Three Rexies: two in front, one behind. As I’ve said, the pretas planned to catch Tut and the diplomats using pincer tactics, with the rear Rexy driving the prey into ambush by the two others. The two at the front had taken good pouncing positions a short distance up the trail, in a region of bush where tall ferns provided more cover than the low foliage on the bank. But as Festina and I approached, the pretas must have realized they wouldn’t be able to spring their trap — our route would bring us to the two lurking Rexies before the third Rexy was in position. Festina would have time to stun the two predators, leaving only one Rexy to attack.
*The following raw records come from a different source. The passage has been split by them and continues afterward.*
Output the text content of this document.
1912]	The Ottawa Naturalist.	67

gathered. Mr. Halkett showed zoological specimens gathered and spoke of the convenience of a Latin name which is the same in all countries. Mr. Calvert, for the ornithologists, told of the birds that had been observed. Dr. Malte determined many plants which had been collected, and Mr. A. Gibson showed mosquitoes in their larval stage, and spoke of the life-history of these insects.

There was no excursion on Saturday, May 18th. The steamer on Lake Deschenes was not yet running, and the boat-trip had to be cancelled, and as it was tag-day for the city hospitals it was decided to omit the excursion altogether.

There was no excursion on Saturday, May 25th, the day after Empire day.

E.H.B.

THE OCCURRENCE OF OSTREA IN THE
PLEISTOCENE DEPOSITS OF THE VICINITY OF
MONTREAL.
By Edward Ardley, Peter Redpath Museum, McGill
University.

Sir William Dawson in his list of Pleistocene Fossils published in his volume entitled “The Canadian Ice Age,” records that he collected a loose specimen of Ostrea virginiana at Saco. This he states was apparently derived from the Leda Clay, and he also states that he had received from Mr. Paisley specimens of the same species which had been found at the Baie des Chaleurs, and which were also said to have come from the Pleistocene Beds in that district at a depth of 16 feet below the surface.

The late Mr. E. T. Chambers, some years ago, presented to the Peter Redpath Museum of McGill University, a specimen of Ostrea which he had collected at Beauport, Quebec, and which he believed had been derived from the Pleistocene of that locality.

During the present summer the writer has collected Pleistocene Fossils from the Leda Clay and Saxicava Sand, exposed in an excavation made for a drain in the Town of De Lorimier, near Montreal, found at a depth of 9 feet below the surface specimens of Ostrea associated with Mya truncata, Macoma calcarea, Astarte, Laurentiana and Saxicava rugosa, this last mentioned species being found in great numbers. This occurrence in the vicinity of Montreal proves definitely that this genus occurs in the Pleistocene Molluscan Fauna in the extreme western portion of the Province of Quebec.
Furthermore, the remaining Rexy couldn’t rely on surprise. It would have to charge across the open area of the bank, letting Tut and the others see it coming. At that point, the odds would be three humans to one pseudosuchian in a straight-up, in-the-clear fight. Human blood would surely be spilled, but the Rexy just wasn’t big enough or strong enough to guarantee total victory. Tut was the same size as the predator, and Ubatu was slightly taller. Together, they might batter the Rexy into unconsciousness before it ripped out their throats.

Which meant if the pretas wanted surefire kills, they needed a new plan. They opted for simplicity: a massed assault. The Rexies in front broke away from their ambush positions and raced toward the bank, as the one at the rear did the same.